I used to be financially independent with a good job that gave me ‘another life’, but now I depend on Ben for every penny. Getting my hair done or buying a new pair of shoes (that, admittedly, I don’t need) feels a bit like robbing the bank. But we have a fabulous family home and I understand we have to be careful.
Before children, we never argued and received all our affection from one another. But immediately post-birth of both our children we started to argue nastily and rather frequently. I must say we are just getting things back on track and are both making an effort to nip fights in the bud by biting our tongues. We now get our affection from our kids, which can drive a wedge between us as a couple. There are times when I’d rather have a cuddle with chubby little cheeks and a button nose, than with him.
Now that our youngest is nearly two, and in nursery, I’m back at work and that’s given me a bit of the independence I’ve been craving. Despite only working for the past eight months, it’s improved our relationship hugely.

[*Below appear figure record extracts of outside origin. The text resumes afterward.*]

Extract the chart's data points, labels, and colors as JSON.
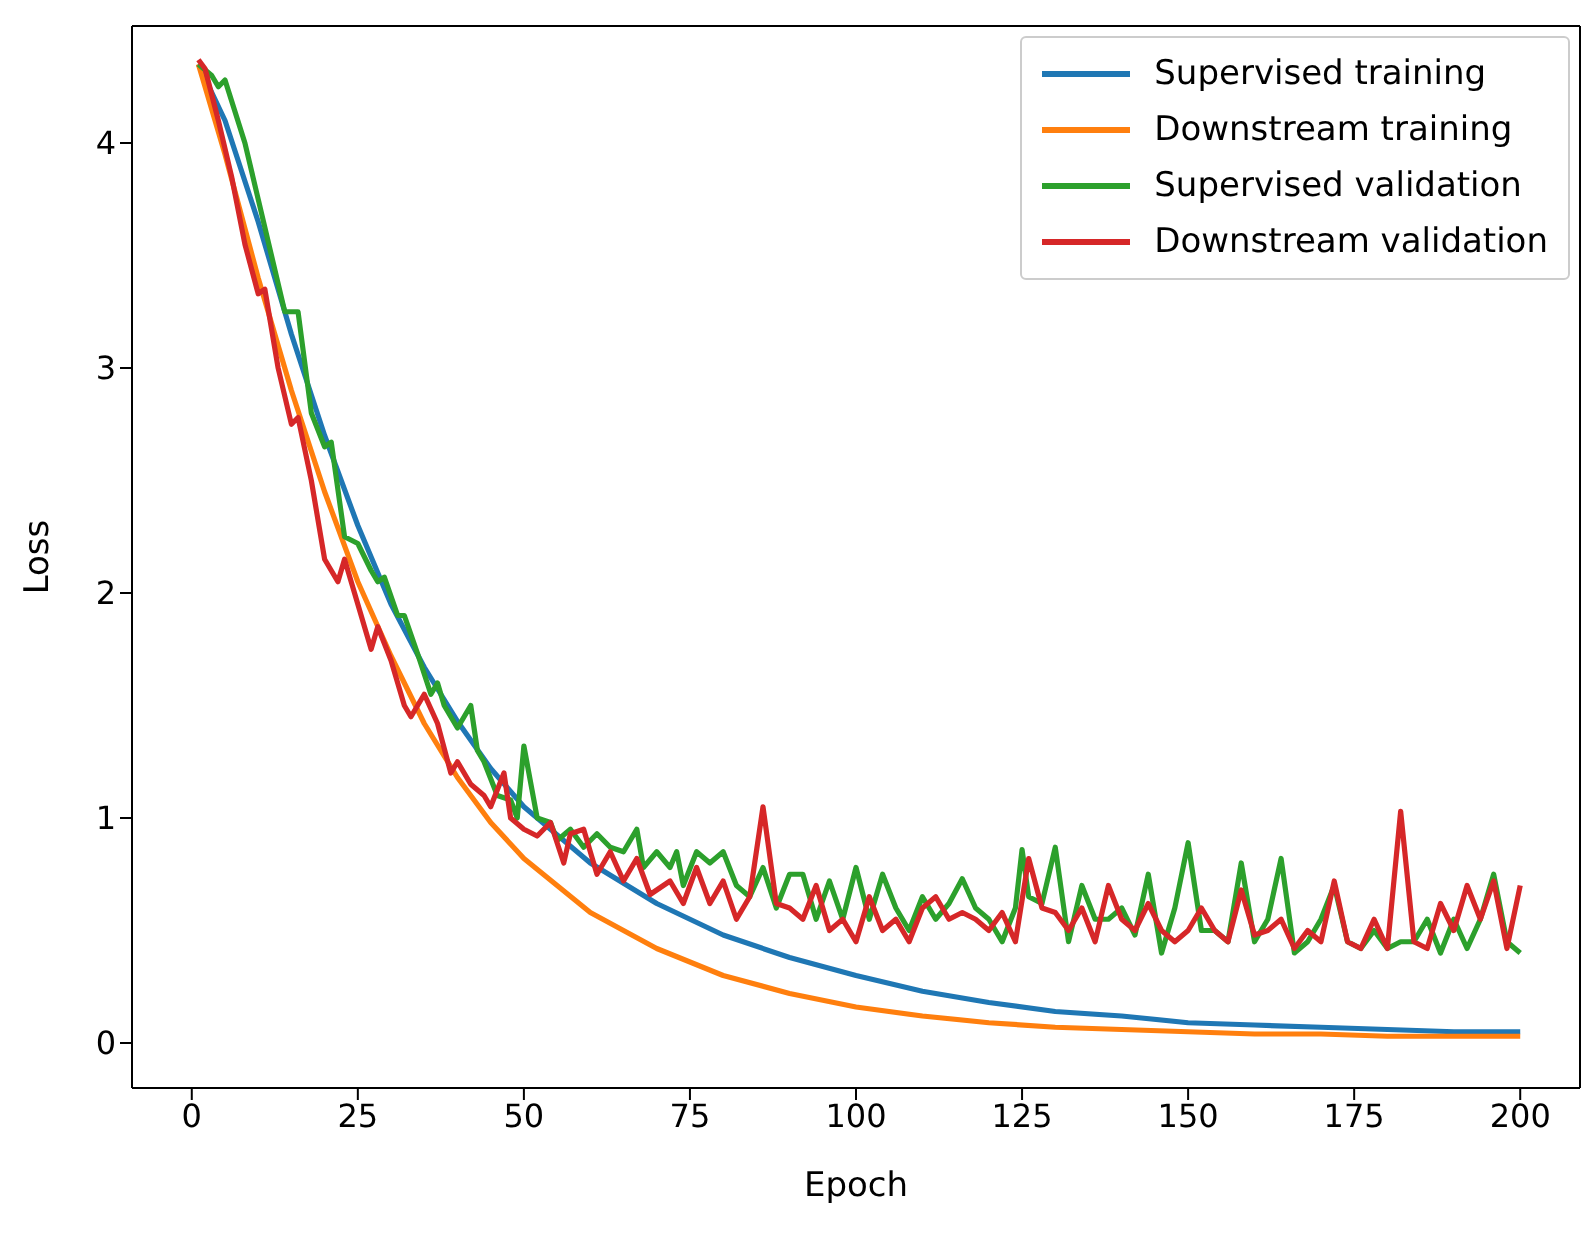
{
  "chart_data": {
    "type": "line",
    "xlabel": "Epoch",
    "ylabel": "Loss",
    "xlim": [
      -9,
      209
    ],
    "ylim": [
      -0.2,
      4.52
    ],
    "xticks": [
      0,
      25,
      50,
      75,
      100,
      125,
      150,
      175,
      200
    ],
    "yticks": [
      0,
      1,
      2,
      3,
      4
    ],
    "grid": false,
    "legend": "top right",
    "line_style": "solid",
    "marker": "none",
    "series": [
      {
        "name": "Supervised training",
        "color": "#1f77b4",
        "x": [
          1,
          5,
          10,
          15,
          20,
          25,
          30,
          35,
          40,
          45,
          50,
          60,
          70,
          80,
          90,
          100,
          110,
          120,
          130,
          140,
          150,
          160,
          170,
          180,
          190,
          200
        ],
        "values": [
          4.35,
          4.1,
          3.65,
          3.15,
          2.7,
          2.3,
          1.95,
          1.67,
          1.43,
          1.22,
          1.05,
          0.8,
          0.62,
          0.48,
          0.38,
          0.3,
          0.23,
          0.18,
          0.14,
          0.12,
          0.09,
          0.08,
          0.07,
          0.06,
          0.05,
          0.05
        ]
      },
      {
        "name": "Downstream training",
        "color": "#ff7f0e",
        "x": [
          1,
          5,
          10,
          15,
          20,
          25,
          30,
          35,
          40,
          45,
          50,
          60,
          70,
          80,
          90,
          100,
          110,
          120,
          130,
          140,
          150,
          160,
          170,
          180,
          190,
          200
        ],
        "values": [
          4.35,
          3.95,
          3.4,
          2.9,
          2.45,
          2.05,
          1.72,
          1.42,
          1.18,
          0.98,
          0.82,
          0.58,
          0.42,
          0.3,
          0.22,
          0.16,
          0.12,
          0.09,
          0.07,
          0.06,
          0.05,
          0.04,
          0.04,
          0.03,
          0.03,
          0.03
        ]
      },
      {
        "name": "Supervised validation",
        "color": "#2ca02c",
        "x": [
          1,
          3,
          4,
          5,
          8,
          10,
          12,
          14,
          16,
          18,
          20,
          21,
          23,
          25,
          27,
          28,
          29,
          31,
          32,
          34,
          36,
          37,
          38,
          40,
          42,
          43,
          44,
          46,
          48,
          49,
          50,
          52,
          54,
          55,
          57,
          59,
          61,
          63,
          65,
          67,
          68,
          70,
          72,
          73,
          74,
          76,
          78,
          80,
          82,
          84,
          86,
          88,
          90,
          92,
          94,
          96,
          98,
          100,
          102,
          104,
          106,
          108,
          110,
          112,
          114,
          116,
          118,
          120,
          122,
          124,
          125,
          126,
          128,
          130,
          132,
          134,
          136,
          138,
          140,
          142,
          144,
          146,
          148,
          150,
          152,
          154,
          156,
          158,
          160,
          162,
          164,
          166,
          168,
          170,
          172,
          174,
          176,
          178,
          180,
          182,
          184,
          186,
          188,
          190,
          192,
          194,
          196,
          198,
          200
        ],
        "values": [
          4.35,
          4.3,
          4.25,
          4.28,
          4.0,
          3.75,
          3.5,
          3.25,
          3.25,
          2.8,
          2.65,
          2.67,
          2.25,
          2.22,
          2.1,
          2.05,
          2.07,
          1.9,
          1.9,
          1.73,
          1.55,
          1.6,
          1.5,
          1.4,
          1.5,
          1.3,
          1.25,
          1.1,
          1.08,
          1.0,
          1.32,
          1.0,
          0.98,
          0.9,
          0.95,
          0.87,
          0.93,
          0.87,
          0.85,
          0.95,
          0.78,
          0.85,
          0.78,
          0.85,
          0.7,
          0.85,
          0.8,
          0.85,
          0.7,
          0.65,
          0.78,
          0.6,
          0.75,
          0.75,
          0.55,
          0.72,
          0.55,
          0.78,
          0.55,
          0.75,
          0.6,
          0.5,
          0.65,
          0.55,
          0.62,
          0.73,
          0.6,
          0.55,
          0.45,
          0.6,
          0.86,
          0.65,
          0.62,
          0.87,
          0.45,
          0.7,
          0.55,
          0.55,
          0.6,
          0.48,
          0.75,
          0.4,
          0.6,
          0.89,
          0.5,
          0.5,
          0.45,
          0.8,
          0.45,
          0.55,
          0.82,
          0.4,
          0.45,
          0.55,
          0.7,
          0.45,
          0.42,
          0.5,
          0.42,
          0.45,
          0.45,
          0.55,
          0.4,
          0.55,
          0.42,
          0.55,
          0.75,
          0.45,
          0.4
        ]
      },
      {
        "name": "Downstream validation",
        "color": "#d62728",
        "x": [
          1,
          2,
          4,
          6,
          8,
          10,
          11,
          13,
          15,
          16,
          18,
          20,
          22,
          23,
          25,
          27,
          28,
          30,
          32,
          33,
          35,
          37,
          39,
          40,
          42,
          44,
          45,
          47,
          48,
          50,
          52,
          54,
          56,
          57,
          59,
          61,
          63,
          65,
          67,
          69,
          70,
          72,
          74,
          76,
          78,
          80,
          82,
          84,
          86,
          88,
          90,
          92,
          94,
          96,
          98,
          100,
          102,
          104,
          106,
          108,
          110,
          112,
          114,
          116,
          118,
          120,
          122,
          124,
          126,
          128,
          130,
          132,
          134,
          136,
          138,
          140,
          142,
          144,
          146,
          148,
          150,
          152,
          154,
          156,
          158,
          160,
          162,
          164,
          166,
          168,
          170,
          172,
          174,
          176,
          178,
          180,
          182,
          184,
          186,
          188,
          190,
          192,
          194,
          196,
          198,
          200
        ],
        "values": [
          4.37,
          4.33,
          4.1,
          3.85,
          3.55,
          3.33,
          3.35,
          3.0,
          2.75,
          2.78,
          2.5,
          2.15,
          2.05,
          2.15,
          1.95,
          1.75,
          1.85,
          1.7,
          1.5,
          1.45,
          1.55,
          1.42,
          1.2,
          1.25,
          1.15,
          1.1,
          1.05,
          1.2,
          1.0,
          0.95,
          0.92,
          0.98,
          0.8,
          0.93,
          0.95,
          0.75,
          0.85,
          0.72,
          0.82,
          0.66,
          0.68,
          0.72,
          0.62,
          0.78,
          0.62,
          0.72,
          0.55,
          0.65,
          1.05,
          0.62,
          0.6,
          0.55,
          0.7,
          0.5,
          0.55,
          0.45,
          0.65,
          0.5,
          0.55,
          0.45,
          0.6,
          0.65,
          0.55,
          0.58,
          0.55,
          0.5,
          0.58,
          0.45,
          0.82,
          0.6,
          0.58,
          0.5,
          0.6,
          0.45,
          0.7,
          0.55,
          0.5,
          0.62,
          0.5,
          0.45,
          0.5,
          0.6,
          0.5,
          0.45,
          0.68,
          0.48,
          0.5,
          0.55,
          0.42,
          0.5,
          0.45,
          0.72,
          0.45,
          0.42,
          0.55,
          0.42,
          1.03,
          0.45,
          0.42,
          0.62,
          0.5,
          0.7,
          0.55,
          0.72,
          0.42,
          0.7
        ]
      }
    ]
  }
}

I feel like we’re on a level playing field again, and understand each other’s lives better.
Ben very recently realised that me going back to work full time would cost us loads of money. So full time just is not suitable for us. With a foot in both camps, I feel that modern career women really have had it all. Nothing has held us back professionally. Yet, we’ve lost regard for being a stay at home mum – even when I was in it, I felt that nothing was more important. Long term stay-at-home mums are looked down on – not commended. Why not? It’s an amazing job. But we’ve wanted it all and undermined the role in the process. I’d like to see it celebrated. I think we’ve undermined it in the minds of our partners, too. No wonder they don’t appreciate all that stay-at-home mums do.
I think the baby years have been a huge strain our relationship. But we are coming out of that phase and things are looking much brighter for our relationship. I’ve loved every minute of my babies. I miss those precious and fleeting moments. But the next phase is exciting and challenging too.”